We hypothesized that fungi recognize the invasion markers using the repeat domain of NLR proteins. The repeats are often highly conserved internally in each sequence, which allows for their fast rearrangement through the unequal crossing-over, a process up to 100,000 times quicker than the standard mutation.
In each family of NLR repeats (Ankyrin, TPR and WD40), we identified several positions which are highly variable despite overall high conservation of repeats. These positions, often found to be under positive selection, are expected to form the recognition paratopes quickly adapting to fast-evolving pathogens.
Repeat regions in NLR were decomposed to sequences of aminoacids at single highly variable sites. We simulated evolution of amino-acid sequences at each site using our stochastic string rewriting system with constraints, and compared results to real data consisting of 550 sequences.
The model explained the even-odd periodicity observed in the repeat number distribution of the TPR family of receptors.
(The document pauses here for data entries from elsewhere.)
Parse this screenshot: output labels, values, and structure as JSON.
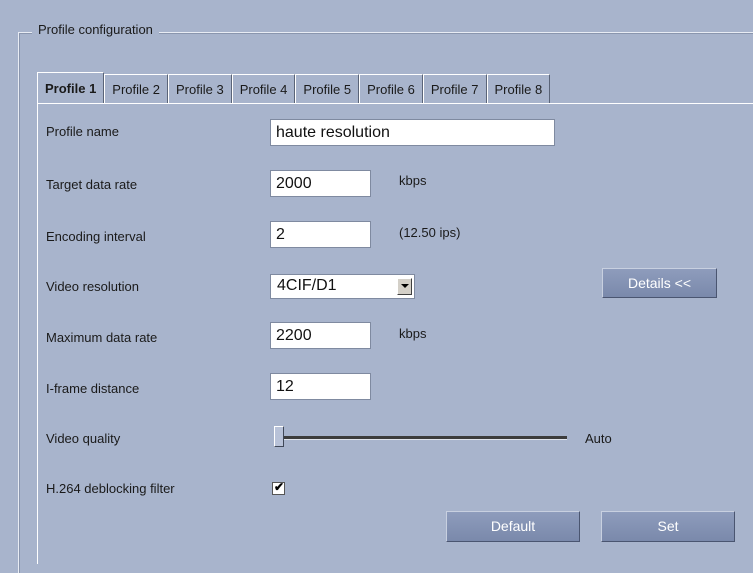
{
  "group": {
    "legend": "Profile configuration"
  },
  "tabs": [
    {
      "label": "Profile 1",
      "active": true
    },
    {
      "label": "Profile 2",
      "active": false
    },
    {
      "label": "Profile 3",
      "active": false
    },
    {
      "label": "Profile 4",
      "active": false
    },
    {
      "label": "Profile 5",
      "active": false
    },
    {
      "label": "Profile 6",
      "active": false
    },
    {
      "label": "Profile 7",
      "active": false
    },
    {
      "label": "Profile 8",
      "active": false
    }
  ],
  "form": {
    "profile_name": {
      "label": "Profile name",
      "value": "haute resolution"
    },
    "target_data_rate": {
      "label": "Target data rate",
      "value": "2000",
      "unit": "kbps"
    },
    "encoding_interval": {
      "label": "Encoding interval",
      "value": "2",
      "note": "(12.50 ips)"
    },
    "video_resolution": {
      "label": "Video resolution",
      "value": "4CIF/D1"
    },
    "maximum_data_rate": {
      "label": "Maximum data rate",
      "value": "2200",
      "unit": "kbps"
    },
    "iframe_distance": {
      "label": "I-frame distance",
      "value": "12"
    },
    "video_quality": {
      "label": "Video quality",
      "value_text": "Auto",
      "level": 0
    },
    "deblocking": {
      "label": "H.264 deblocking filter",
      "checked": true,
      "mark": "✔"
    }
  },
  "buttons": {
    "details": "Details <<",
    "default": "Default",
    "set": "Set"
  },
  "colors": {
    "background": "#a8b4cc",
    "button": "#7f8db0"
  }
}
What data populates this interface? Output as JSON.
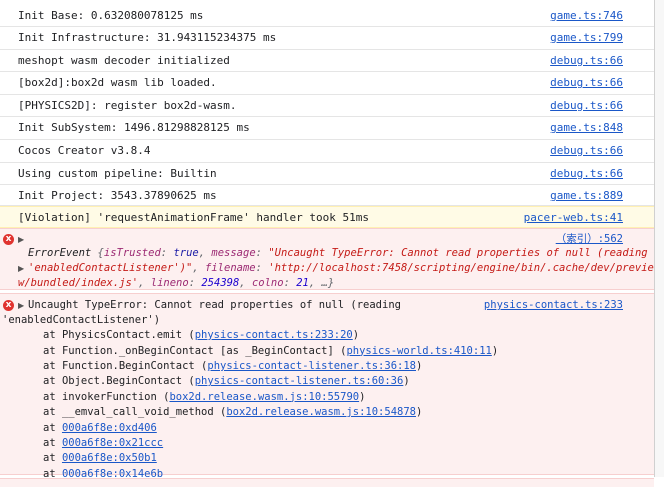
{
  "logs": [
    {
      "text": "Init Base: 0.632080078125 ms",
      "source": "game.ts:746"
    },
    {
      "text": "Init Infrastructure: 31.943115234375 ms",
      "source": "game.ts:799"
    },
    {
      "text": "meshopt wasm decoder initialized",
      "source": "debug.ts:66"
    },
    {
      "text": "[box2d]:box2d wasm lib loaded.",
      "source": "debug.ts:66"
    },
    {
      "text": "[PHYSICS2D]: register box2d-wasm.",
      "source": "debug.ts:66"
    },
    {
      "text": "Init SubSystem: 1496.81298828125 ms",
      "source": "game.ts:848"
    },
    {
      "text": "Cocos Creator v3.8.4",
      "source": "debug.ts:66"
    },
    {
      "text": "Using custom pipeline: Builtin",
      "source": "debug.ts:66"
    },
    {
      "text": "Init Project: 3543.37890625 ms",
      "source": "game.ts:889"
    }
  ],
  "warning": {
    "text": "[Violation] 'requestAnimationFrame' handler took 51ms",
    "source": "pacer-web.ts:41"
  },
  "error_event": {
    "icon": "x",
    "source": "（索引）:562",
    "name": "ErrorEvent",
    "open_brace": "{",
    "p1_key": "isTrusted",
    "p1_val": "true",
    "p2_key": "message",
    "p2_val": "\"Uncaught TypeError: Cannot read properties of null (reading",
    "p2_val_cont": "'enabledContactListener')\"",
    "p3_key": "filename",
    "p3_val": "'http://localhost:7458/scripting/engine/bin/.cache/dev/previe",
    "p3_val_cont": "w/bundled/index.js'",
    "p4_key": "lineno",
    "p4_val": "254398",
    "p5_key": "colno",
    "p5_val": "21",
    "ellipsis": "…}"
  },
  "type_error": {
    "icon": "x",
    "title": "Uncaught TypeError: Cannot read properties of null (reading",
    "title_cont": "'enabledContactListener')",
    "source": "physics-contact.ts:233",
    "stack": [
      {
        "prefix": "at PhysicsContact.emit (",
        "link": "physics-contact.ts:233:20",
        "suffix": ")"
      },
      {
        "prefix": "at Function._onBeginContact [as _BeginContact] (",
        "link": "physics-world.ts:410:11",
        "suffix": ")"
      },
      {
        "prefix": "at Function.BeginContact (",
        "link": "physics-contact-listener.ts:36:18",
        "suffix": ")"
      },
      {
        "prefix": "at Object.BeginContact (",
        "link": "physics-contact-listener.ts:60:36",
        "suffix": ")"
      },
      {
        "prefix": "at invokerFunction (",
        "link": "box2d.release.wasm.js:10:55790",
        "suffix": ")"
      },
      {
        "prefix": "at __emval_call_void_method (",
        "link": "box2d.release.wasm.js:10:54878",
        "suffix": ")"
      },
      {
        "prefix": "at ",
        "link": "000a6f8e:0xd406",
        "suffix": ""
      },
      {
        "prefix": "at ",
        "link": "000a6f8e:0x21ccc",
        "suffix": ""
      },
      {
        "prefix": "at ",
        "link": "000a6f8e:0x50b1",
        "suffix": ""
      },
      {
        "prefix": "at ",
        "link": "000a6f8e:0x14e6b",
        "suffix": ""
      }
    ]
  }
}
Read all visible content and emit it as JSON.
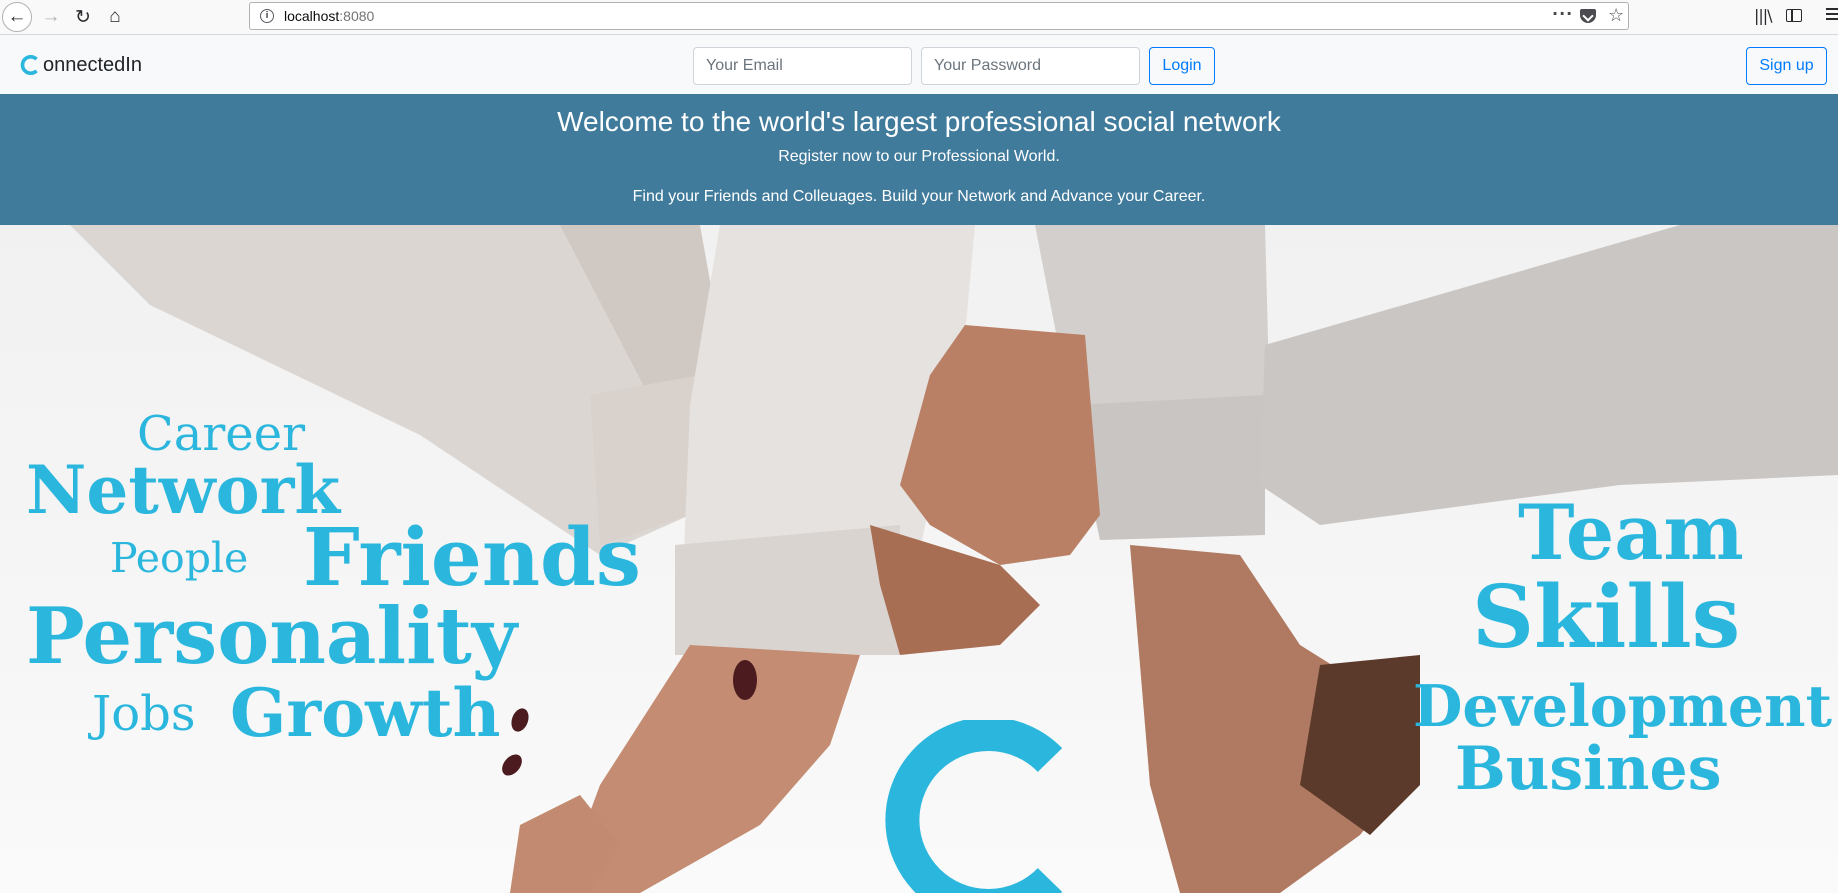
{
  "browser": {
    "url_host": "localhost",
    "url_port": ":8080"
  },
  "navbar": {
    "brand_rest": "onnectedIn",
    "email_placeholder": "Your Email",
    "password_placeholder": "Your Password",
    "login_label": "Login",
    "signup_label": "Sign up"
  },
  "banner": {
    "heading": "Welcome to the world's largest professional social network",
    "line1": "Register now to our Professional World.",
    "line2": "Find your Friends and Colleuages. Build your Network and Advance your Career."
  },
  "hero": {
    "words": {
      "career": "Career",
      "network": "Network",
      "people": "People",
      "friends": "Friends",
      "personality": "Personality",
      "jobs": "Jobs",
      "growth": "Growth",
      "team": "Team",
      "skills": "Skills",
      "development": "Development",
      "partial": "Busines",
      "logo_letter": "C"
    }
  },
  "colors": {
    "accent": "#2bb7dd",
    "banner_bg": "#417b9c",
    "link_blue": "#007bff"
  }
}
Moreover, in comparison to the simulated data, the amino-acid composition of real sequences revealed preferences consistent with the putative role of interacting paratope (bias towards polar residues, tyrosine and often tryptophan)
The approach also allows exploring solution space in order to find discrepancies between real and simulated data. In a preliminary study, we found a significantly overrepresented pattern at one position in the TPR family:
R-[SYQFW](1,3)-R.
References: Paoletti & Saupe (2009). Bioessays 31:1201. Chevanne et al. (2010) BMC Evolutionary Biology 10:134. Dyrka et al. (2014), Genome Biology and Evolution 6:3137.